Abstract

Ergodicity breaking is a challenge for biological and psychological sciences. Ergodicity is a necessary condition for linear causal modeling. Long-range correlations and non-Gaussianity characterizing various biological and psychological measurements break ergodicity routinely, threatening our capacity for causal modeling. Long-range correlations (e.g., in fractional Gaussian noise, a.k.a. “pink noise”) break ergodicity—in raw Gaussian series, as well as in some but not all standard descriptors of variability, i.e., in coefficient of variation (CV) and root mean square (RMS) but not standard deviation (SD) for longer series. The present work demonstrates that progressive increases in non-Gaussianity conspire with long-range correlations to break ergodicity in SD for all series lengths. Meanwhile, explicitly encoding the cascade dynamics that can generate temporally correlated non-Gaussian noise offers a way to restore ergodicity to our causal models.
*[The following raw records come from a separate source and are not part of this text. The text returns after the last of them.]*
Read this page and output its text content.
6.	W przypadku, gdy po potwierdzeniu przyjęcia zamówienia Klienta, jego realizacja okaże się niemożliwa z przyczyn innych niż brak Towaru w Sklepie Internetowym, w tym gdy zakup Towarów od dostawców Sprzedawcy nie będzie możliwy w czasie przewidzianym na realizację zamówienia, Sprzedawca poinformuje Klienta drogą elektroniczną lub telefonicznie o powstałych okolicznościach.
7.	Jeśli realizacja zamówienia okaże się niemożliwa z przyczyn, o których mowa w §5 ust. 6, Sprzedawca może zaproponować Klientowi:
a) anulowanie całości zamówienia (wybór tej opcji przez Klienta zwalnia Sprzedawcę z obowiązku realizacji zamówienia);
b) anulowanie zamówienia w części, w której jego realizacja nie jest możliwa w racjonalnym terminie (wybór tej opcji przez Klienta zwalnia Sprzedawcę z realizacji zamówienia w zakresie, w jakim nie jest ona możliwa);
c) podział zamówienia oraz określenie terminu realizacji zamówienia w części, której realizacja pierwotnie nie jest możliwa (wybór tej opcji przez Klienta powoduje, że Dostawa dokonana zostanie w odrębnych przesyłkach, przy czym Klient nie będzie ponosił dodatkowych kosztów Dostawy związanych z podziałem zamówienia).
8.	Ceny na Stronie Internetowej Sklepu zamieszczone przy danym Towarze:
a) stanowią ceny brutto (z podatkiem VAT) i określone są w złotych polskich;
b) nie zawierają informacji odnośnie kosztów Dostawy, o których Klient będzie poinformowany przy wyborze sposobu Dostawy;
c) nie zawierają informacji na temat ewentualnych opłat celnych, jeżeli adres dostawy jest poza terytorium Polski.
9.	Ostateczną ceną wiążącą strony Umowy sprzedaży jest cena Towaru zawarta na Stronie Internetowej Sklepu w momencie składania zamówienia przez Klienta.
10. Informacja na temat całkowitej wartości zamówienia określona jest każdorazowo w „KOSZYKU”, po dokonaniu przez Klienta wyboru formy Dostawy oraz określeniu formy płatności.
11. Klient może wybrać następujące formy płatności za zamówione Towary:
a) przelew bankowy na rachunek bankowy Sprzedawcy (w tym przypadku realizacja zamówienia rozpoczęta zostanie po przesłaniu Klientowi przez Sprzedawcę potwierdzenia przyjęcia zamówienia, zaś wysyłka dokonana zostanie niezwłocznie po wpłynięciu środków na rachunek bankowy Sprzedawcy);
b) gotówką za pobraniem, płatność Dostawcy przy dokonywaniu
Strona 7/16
Specifically, fractal and multifractal properties encode both scale-invariant power-law correlations and their variety, respectively—features that index the underlying cascade parameters. Fractal and multifractal descriptors of long-range correlated non-Gaussian processes show no ergodicity breaking and hence, provide a more stable explanation for the long-range correlated non-Gaussian form of biological and psychological processes. Fractal and multifractal descriptors offer a path to restoring ergodicity to causal modeling in these fields.